São vários os temas a analisar e registrar: Qual é a verdadeira capacidade nuclear que as grandes potências possuem? Os EUA perderam a capacidade de produzir urânio altamente enriquecido. Estará a Rússia, que tem uma enorme indústria militar, comprando projéteis da Coreia do Norte? Qual é a produção de plutônio no planeta? Qual é o impacto da dissolução dos acordos nucleares entre potências?

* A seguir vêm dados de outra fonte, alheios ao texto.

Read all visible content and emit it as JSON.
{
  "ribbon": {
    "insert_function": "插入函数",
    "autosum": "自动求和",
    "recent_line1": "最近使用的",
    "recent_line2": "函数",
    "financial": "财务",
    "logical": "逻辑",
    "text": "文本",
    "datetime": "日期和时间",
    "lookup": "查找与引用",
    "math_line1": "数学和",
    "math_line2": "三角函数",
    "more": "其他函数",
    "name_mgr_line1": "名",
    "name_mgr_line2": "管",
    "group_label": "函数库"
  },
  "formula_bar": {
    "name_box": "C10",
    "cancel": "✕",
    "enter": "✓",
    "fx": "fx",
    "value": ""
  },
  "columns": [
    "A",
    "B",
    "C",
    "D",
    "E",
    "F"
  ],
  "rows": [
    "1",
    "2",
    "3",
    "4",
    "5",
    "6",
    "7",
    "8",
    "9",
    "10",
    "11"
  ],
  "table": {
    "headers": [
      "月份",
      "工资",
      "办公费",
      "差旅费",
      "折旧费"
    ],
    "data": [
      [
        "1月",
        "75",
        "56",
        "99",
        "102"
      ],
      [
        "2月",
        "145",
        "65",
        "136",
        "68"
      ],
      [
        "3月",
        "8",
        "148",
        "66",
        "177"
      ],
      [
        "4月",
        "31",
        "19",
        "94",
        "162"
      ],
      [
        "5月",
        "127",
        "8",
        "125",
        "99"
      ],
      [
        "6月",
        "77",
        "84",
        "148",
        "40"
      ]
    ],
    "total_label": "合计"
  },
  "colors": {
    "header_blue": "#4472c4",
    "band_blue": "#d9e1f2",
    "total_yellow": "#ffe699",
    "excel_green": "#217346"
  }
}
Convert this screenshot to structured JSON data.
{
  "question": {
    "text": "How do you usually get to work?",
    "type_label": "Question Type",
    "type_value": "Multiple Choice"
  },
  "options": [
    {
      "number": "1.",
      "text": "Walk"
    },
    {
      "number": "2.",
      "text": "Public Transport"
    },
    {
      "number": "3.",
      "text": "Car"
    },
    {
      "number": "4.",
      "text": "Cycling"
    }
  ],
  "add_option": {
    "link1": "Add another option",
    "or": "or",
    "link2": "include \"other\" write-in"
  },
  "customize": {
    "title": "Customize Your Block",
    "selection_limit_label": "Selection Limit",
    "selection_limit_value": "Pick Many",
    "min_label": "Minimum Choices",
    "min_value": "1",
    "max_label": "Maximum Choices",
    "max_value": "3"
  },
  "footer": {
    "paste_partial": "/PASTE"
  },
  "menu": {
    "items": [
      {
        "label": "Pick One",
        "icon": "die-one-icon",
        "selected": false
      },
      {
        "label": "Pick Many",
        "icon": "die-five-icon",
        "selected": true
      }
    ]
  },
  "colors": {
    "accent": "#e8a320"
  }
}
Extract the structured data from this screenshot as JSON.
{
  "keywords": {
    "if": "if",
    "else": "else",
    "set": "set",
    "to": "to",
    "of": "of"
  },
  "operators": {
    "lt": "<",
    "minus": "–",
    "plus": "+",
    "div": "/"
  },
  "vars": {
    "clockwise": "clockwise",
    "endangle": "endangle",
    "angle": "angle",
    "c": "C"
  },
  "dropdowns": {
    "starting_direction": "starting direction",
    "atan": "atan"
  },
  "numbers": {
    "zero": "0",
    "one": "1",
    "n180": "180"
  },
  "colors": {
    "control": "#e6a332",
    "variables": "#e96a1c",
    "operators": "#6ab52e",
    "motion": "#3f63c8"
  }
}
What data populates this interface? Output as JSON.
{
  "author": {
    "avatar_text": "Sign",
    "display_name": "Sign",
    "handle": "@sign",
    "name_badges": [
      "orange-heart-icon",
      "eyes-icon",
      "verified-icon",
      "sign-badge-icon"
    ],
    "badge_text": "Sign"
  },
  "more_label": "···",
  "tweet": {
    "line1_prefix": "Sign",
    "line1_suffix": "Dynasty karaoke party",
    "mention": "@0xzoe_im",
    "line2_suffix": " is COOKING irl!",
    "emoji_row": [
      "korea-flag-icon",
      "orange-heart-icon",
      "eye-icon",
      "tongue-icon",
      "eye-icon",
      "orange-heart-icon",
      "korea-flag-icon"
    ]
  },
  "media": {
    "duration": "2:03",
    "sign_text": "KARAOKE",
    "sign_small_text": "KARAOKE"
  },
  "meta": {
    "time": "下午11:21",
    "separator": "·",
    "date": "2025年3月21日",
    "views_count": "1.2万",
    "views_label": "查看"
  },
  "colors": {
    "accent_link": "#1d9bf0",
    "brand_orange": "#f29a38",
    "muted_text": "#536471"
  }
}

Falando sobre preocupações comuns e este assunto, com o Dr. Gerardo Palacios Hardy, ele muito sabiamente me lembrou do filme Dr. Fantástico ou: como aprendi a parar de me preocupar e amar a bomba, dirigido em 1964 por Stanley Kubrick, com Peters Sellers e George C. Scott.
A trama é assim: o general da Força Aérea dos Estados Unidos, Jack D. Ripper (Sterling Hayden), planeja iniciar uma guerra nuclear com a União Soviética com o objetivo de impedir o que ele considera uma conspiração comunista. Ele dá ordem, sem autorização do presidente Merkin Muffley (Peter Sellers), ao seu esquadrão de combate nuclear, para bombardear seus respectivos alvos dentro da União Soviética, na esperança de que o presidente ordene um ataque em grande escala quando não tiver outra opção.
No final desta comédia de humor negro pode-se perceber que “no momento do bombardeio, devido a uma perda de combustível no avião bombardeiro, eles mudam o objetivo do alvo e não podem ser detectados pelo sistema de defesa. A porta do compartimento de bombas não funciona e fica bloqueada. Ao tentar liberá-la manualmente, o piloto do B-52, o major T.J. ‘King’ Kong (Slim Pickens) consegue consertá-la montado em uma delas, usando seu chapéu de aba larga. A porta se abre e o major cai montado na bomba, iniciando assim a destruição global, segurando a bomba com uma das mãos e agitando seu chapéu de cowboy no ar, em homenagem à técnica de rodeio. O dispositivo do Juízo Final é ativado automaticamente e nos últimos momentos da Humanidade, o Dr. Strangelove recomenda ao presidente Muffley que um grupo se esconda nas profundezas de vários poços de minas do país, com mais de 1.000 metros de profundidade, onde a radioatividade nuclear não pode alcançá-los para que possam repovoar a Terra no futuro. O general Turgidson começa a delirar, pensando em superar os soviéticos na ampliação da construção de minas e abrigos, planejando uma guerra futura em mais de 100 anos, quando a radiação se dissipar, para capturar as minas inimigas”. Esse é o filme.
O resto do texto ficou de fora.